In the meantime, let’s get you going.

Your next steps:

  • Finalize and prioritize your content calendar for the next six to 12 months. (You can always edit this later.)

  • Whatever you’ve chosen as your single content spoke in the wheel, figure out what you need to learn, if anything, to start producing that type of content. It may be nothing; it may be something you know how to do already; it may be something you need to get smart on.

  • Get your email marketing machine going. There are plenty of free options out there, as well as some that are free to a point. MailChimp and Emma are good places to start. Some like Constant Contact. Others use Squarespace. I’ve always started with MailChimp.

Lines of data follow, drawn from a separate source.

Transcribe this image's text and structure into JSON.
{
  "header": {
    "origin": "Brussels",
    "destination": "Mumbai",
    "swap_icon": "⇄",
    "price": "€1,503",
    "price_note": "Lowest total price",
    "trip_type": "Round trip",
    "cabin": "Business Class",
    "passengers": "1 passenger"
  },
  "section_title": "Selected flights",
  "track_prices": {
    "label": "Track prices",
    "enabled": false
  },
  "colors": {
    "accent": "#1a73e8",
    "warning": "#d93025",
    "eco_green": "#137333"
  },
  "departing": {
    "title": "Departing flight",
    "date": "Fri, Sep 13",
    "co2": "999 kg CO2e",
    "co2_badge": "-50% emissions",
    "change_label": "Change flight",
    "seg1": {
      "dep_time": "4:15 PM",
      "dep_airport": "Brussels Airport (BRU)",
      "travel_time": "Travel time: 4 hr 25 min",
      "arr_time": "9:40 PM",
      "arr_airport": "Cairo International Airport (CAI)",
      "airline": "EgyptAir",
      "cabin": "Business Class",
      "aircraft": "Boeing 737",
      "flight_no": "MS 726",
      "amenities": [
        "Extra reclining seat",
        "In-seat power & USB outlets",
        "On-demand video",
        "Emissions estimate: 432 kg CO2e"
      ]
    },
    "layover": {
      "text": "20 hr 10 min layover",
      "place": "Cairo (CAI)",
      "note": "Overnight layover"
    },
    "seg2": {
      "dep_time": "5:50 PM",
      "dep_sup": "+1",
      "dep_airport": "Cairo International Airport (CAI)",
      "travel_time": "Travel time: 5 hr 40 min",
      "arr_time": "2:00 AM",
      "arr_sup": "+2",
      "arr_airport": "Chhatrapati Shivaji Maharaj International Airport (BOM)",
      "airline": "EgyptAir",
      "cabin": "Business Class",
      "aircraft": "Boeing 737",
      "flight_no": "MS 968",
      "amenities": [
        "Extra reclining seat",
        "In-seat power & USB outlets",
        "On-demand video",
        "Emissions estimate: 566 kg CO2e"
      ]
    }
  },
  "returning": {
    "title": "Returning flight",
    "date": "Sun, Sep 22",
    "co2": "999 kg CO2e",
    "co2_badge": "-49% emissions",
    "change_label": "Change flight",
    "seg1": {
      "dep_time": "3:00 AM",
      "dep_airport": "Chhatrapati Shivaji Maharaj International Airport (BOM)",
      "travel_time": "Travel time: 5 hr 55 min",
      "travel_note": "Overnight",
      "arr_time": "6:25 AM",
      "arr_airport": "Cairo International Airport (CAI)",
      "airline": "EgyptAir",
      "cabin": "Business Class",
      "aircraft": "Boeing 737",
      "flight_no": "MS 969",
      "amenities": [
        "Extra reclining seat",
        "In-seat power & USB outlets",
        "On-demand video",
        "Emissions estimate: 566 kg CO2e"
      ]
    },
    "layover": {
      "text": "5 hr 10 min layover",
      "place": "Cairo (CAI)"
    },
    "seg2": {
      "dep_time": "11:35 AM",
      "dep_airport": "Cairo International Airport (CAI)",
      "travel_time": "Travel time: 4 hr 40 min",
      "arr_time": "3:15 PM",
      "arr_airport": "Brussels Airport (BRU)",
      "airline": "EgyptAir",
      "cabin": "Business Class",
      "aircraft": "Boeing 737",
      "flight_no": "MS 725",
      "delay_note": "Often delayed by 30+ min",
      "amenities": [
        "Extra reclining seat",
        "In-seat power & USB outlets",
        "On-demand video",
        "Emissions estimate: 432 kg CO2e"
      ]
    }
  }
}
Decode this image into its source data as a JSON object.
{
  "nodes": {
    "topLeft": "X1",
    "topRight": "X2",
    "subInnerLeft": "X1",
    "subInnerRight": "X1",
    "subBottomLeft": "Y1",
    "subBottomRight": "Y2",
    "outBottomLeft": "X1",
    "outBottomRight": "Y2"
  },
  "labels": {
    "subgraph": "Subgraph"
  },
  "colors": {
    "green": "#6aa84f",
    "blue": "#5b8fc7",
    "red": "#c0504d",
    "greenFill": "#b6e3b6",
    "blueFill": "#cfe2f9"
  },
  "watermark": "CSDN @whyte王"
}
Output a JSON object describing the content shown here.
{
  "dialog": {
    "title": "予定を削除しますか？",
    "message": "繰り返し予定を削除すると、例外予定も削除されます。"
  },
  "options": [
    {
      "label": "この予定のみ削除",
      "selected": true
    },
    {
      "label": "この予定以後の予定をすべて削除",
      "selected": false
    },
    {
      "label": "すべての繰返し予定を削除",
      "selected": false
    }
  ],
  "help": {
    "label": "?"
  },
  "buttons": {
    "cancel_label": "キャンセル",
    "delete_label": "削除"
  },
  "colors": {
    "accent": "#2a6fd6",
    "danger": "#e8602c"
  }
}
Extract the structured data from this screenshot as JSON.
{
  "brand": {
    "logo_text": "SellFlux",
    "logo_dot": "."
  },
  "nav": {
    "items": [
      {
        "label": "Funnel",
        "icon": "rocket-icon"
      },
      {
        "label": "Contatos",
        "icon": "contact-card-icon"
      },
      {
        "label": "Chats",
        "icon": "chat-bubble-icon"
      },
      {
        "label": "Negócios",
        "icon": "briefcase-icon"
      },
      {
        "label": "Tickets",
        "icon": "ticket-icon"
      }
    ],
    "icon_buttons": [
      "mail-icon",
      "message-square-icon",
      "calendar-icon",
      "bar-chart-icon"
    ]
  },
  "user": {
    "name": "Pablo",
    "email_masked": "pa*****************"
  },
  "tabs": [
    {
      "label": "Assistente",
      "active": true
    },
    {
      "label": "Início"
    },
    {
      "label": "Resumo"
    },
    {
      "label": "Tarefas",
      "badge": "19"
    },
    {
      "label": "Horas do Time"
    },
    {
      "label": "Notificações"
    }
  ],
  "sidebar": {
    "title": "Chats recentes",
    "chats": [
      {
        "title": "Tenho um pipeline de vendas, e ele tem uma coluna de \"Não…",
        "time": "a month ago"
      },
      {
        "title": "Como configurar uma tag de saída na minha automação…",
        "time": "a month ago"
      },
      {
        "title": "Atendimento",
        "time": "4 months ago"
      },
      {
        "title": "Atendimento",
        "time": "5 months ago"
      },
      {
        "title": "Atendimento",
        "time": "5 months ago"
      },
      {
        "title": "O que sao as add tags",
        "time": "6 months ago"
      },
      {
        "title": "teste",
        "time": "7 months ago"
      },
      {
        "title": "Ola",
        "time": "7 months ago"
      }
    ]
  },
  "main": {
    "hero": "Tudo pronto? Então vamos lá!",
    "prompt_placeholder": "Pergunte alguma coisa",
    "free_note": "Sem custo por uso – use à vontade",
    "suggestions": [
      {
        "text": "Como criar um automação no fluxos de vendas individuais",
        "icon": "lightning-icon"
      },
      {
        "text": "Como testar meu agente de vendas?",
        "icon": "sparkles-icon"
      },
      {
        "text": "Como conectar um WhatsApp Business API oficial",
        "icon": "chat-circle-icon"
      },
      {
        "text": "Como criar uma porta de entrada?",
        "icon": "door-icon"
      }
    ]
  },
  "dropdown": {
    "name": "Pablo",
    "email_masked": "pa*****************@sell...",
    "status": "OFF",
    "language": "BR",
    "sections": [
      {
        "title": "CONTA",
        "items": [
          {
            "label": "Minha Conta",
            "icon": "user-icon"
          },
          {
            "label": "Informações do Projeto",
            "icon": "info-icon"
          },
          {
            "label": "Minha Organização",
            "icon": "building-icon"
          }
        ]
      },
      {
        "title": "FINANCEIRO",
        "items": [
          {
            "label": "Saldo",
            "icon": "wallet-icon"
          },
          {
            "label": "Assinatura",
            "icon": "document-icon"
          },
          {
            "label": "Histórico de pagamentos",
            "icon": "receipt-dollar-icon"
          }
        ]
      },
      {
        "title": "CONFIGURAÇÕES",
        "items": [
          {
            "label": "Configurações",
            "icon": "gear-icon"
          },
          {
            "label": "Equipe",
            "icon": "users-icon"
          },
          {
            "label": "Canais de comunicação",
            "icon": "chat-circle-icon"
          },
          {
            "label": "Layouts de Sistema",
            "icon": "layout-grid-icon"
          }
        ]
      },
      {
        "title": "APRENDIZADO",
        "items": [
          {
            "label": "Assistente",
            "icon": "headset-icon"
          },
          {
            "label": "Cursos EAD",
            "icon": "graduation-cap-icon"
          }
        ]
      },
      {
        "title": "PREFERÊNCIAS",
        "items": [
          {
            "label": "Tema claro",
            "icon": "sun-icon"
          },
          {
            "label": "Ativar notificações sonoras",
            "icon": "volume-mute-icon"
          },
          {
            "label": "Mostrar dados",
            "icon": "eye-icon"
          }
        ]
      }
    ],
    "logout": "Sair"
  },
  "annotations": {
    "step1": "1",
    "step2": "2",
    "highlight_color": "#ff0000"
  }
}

  • Start to get more active and visible in the one content community you’ve chosen as your focus network. If it’s LinkedIn, learn LinkedIn. Get active, get visible, and grow your network. The more people you’re connected to in your audience, the more opportunities you’ll have to get people into your email campaign—the middle of the sales funnel.

  • In a month’s time, commit to producing your first piece of content, whatever that is. Write the blog. Record the podcast. Shoot the video. Schedule and conduct the webinar. One month: I’m giving you that defined timeline to prove to yourself that you can do it. And once you do it the first time, all you have to do from then on is “step and repeat!”

I’ll check in on you in a few days, when I send you the Bonus Lesson: THEN WHAT, to see how you’re coming along.

Until then, waste no time. That is, waste no more time, doing things that aren’t working all in the name of “covering all your bases.” Waste no more time doing nothing, out of paralysis-by-analysis. Cure your own FOMO. Focus on this singular objective. Get it moving.

Do less. But do this. And finally start selling more.